Volcanic eruptions responsible for the formation of Karisimbi, Bisoke, Sabyinyo and their sisters created other geographical features as well. These include lakes, rivers, craters, plateaus, basins and hot springs.
Right when I thought I had seen it all, one follower of this blog recommended a visit to Musanze caves. After years of frequent visits to attractions found on the surface of the earth, I made a decision to look for adventure below that surface.
I showed up at the tourist information office in downtown Musanze and booked a tour. Fifteen minutes later, I was driven to the mouth of the mysterious caves a couple of kilometers away. The starting point looks like an entrance of a military bunker.
I followed my guide’s lead along a rocky path deep down the scary underground channel covering a distance of about 2 kilometers through three segments.
Anything that lies beneath the ground instills fear into me. This fear seemed to be intensified by every step I took towards the interior of the tunnel. We were escorted by two armed soldiers but I was still afraid.
These caves have stood the test of time. They have survived massive earthquakes wreaking havoc from time to time. Mother nature is unpredictable but my instincts assured me the ground wouldn’t collapse. Still, I was afraid of something I can not describe.
I once watched a horror movie featuring monsters looking for their lost superstitious artifacts in dark places underneath the ground. While searching for their voodoo items, they were confronted by hostile ghosts and the encounter led to the outbreak of a bloody war. Maybe this fictitious story portraying the underground world as a battleground involving monsters and ghosts is what caused this persistent fear.
We strolled deep below the main Kigali-Rubavu highway and a higher learning institution known as INES. Yes, we walked along a horizontal opening under the ground on which the road and the school are constructed. Students were attending classes, kids were playing football, motorists were traversing the tarmac and I was touring caves below their land.

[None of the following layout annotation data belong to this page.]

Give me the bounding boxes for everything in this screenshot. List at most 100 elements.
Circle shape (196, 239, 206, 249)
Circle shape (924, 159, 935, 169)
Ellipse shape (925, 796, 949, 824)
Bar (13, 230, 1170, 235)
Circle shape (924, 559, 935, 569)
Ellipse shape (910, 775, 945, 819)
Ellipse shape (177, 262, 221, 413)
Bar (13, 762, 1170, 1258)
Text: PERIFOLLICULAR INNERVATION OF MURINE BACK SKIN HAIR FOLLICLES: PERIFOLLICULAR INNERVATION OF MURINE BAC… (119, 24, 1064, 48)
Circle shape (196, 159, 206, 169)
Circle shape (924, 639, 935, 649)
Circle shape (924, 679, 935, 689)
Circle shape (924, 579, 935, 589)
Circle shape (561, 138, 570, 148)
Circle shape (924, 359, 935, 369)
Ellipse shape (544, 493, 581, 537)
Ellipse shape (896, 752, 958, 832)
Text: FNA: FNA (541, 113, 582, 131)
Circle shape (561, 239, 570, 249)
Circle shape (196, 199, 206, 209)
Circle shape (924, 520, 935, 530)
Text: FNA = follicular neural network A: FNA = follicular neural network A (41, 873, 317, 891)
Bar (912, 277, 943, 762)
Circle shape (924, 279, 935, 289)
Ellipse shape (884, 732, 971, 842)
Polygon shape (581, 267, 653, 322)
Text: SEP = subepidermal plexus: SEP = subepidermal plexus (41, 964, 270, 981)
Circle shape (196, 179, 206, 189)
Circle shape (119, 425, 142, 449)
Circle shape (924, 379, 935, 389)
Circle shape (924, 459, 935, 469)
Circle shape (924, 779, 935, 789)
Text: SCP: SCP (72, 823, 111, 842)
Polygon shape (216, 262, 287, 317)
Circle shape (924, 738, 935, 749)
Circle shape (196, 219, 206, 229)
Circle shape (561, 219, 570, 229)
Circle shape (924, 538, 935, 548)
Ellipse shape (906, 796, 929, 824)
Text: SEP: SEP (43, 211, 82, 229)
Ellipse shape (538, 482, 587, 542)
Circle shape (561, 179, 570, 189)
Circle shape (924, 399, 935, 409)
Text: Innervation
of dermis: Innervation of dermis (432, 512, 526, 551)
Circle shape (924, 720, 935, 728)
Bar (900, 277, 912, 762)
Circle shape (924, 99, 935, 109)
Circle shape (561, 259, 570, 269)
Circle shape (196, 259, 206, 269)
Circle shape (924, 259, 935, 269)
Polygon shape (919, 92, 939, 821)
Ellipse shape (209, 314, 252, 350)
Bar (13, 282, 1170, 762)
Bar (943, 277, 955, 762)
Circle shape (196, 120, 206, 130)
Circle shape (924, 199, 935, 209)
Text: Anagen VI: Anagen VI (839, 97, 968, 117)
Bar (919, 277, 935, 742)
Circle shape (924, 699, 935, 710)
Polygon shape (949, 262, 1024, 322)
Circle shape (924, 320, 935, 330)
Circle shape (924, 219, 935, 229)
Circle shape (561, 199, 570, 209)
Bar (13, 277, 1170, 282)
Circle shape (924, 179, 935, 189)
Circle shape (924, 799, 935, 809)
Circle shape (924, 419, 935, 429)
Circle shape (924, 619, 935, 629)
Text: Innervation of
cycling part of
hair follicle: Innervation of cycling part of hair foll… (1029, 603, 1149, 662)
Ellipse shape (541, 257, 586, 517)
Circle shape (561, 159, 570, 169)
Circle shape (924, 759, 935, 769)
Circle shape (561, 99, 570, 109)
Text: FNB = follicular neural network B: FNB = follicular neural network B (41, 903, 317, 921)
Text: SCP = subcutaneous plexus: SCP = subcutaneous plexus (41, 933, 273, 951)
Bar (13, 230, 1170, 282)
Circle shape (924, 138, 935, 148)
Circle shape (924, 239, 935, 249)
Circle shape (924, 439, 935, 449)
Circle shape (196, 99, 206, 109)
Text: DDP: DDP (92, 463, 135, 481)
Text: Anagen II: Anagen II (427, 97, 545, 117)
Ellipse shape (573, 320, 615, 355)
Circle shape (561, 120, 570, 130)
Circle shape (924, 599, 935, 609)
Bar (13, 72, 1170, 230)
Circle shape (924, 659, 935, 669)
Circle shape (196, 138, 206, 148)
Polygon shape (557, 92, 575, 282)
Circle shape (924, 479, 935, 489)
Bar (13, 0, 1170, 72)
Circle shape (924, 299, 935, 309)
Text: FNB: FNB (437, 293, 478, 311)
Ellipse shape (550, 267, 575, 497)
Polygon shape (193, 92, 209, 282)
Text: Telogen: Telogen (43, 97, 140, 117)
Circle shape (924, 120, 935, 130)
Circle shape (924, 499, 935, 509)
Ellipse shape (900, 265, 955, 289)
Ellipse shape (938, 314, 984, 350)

A lot of work has been done to pave the walkway inside the extensive caves. Something similar to a cobblestone footpath is built and stairs are shaped to ease climbing up and down the uneven floor. I saw several deviations from the main route into smaller, darker and scarier chambers. Although the trailer of the movie mentioned above was playing on my mind, I didn’t encounter anything apart from a colony of bats.
How were these caves formed? That’s a million dollar question every visitor asks. When volcanic eruptions took place in the Virunga area, discharged lava flowed towards the least resistant directions. As the outer parts of the streams eventually cooled down and hardened, the inner currents continued to flow unobstructed leaving behind huge openings known as lava tubes beneath the elevated ground.
Volcanic eruptions showered blessings on this land. Most tourist attractions the area boasts came into being as a result of volcanic activities. Even the dollar-coughing mountain gorillas wouldn’t have settled here without the altitude, climatic conditions and vegetation created by the volcanoes. In addition, gas extracted from Lake Kivu is linked to a substance emitted from the underground molten rock. Volcanic turmoil can be destructive and catastrophic but eruptions took place before the area attracted widespread human settlements.
There was a time in history when Musanze caves sheltered families of hunters and gatherers. Some of their tools are still there. During the 1994 genocide against the Tutsi, they served as hideouts and saved lives. Today, the mammoth holes are attracting tourists and transforming livelihoods of the people. There is more to these caves than meets the eye.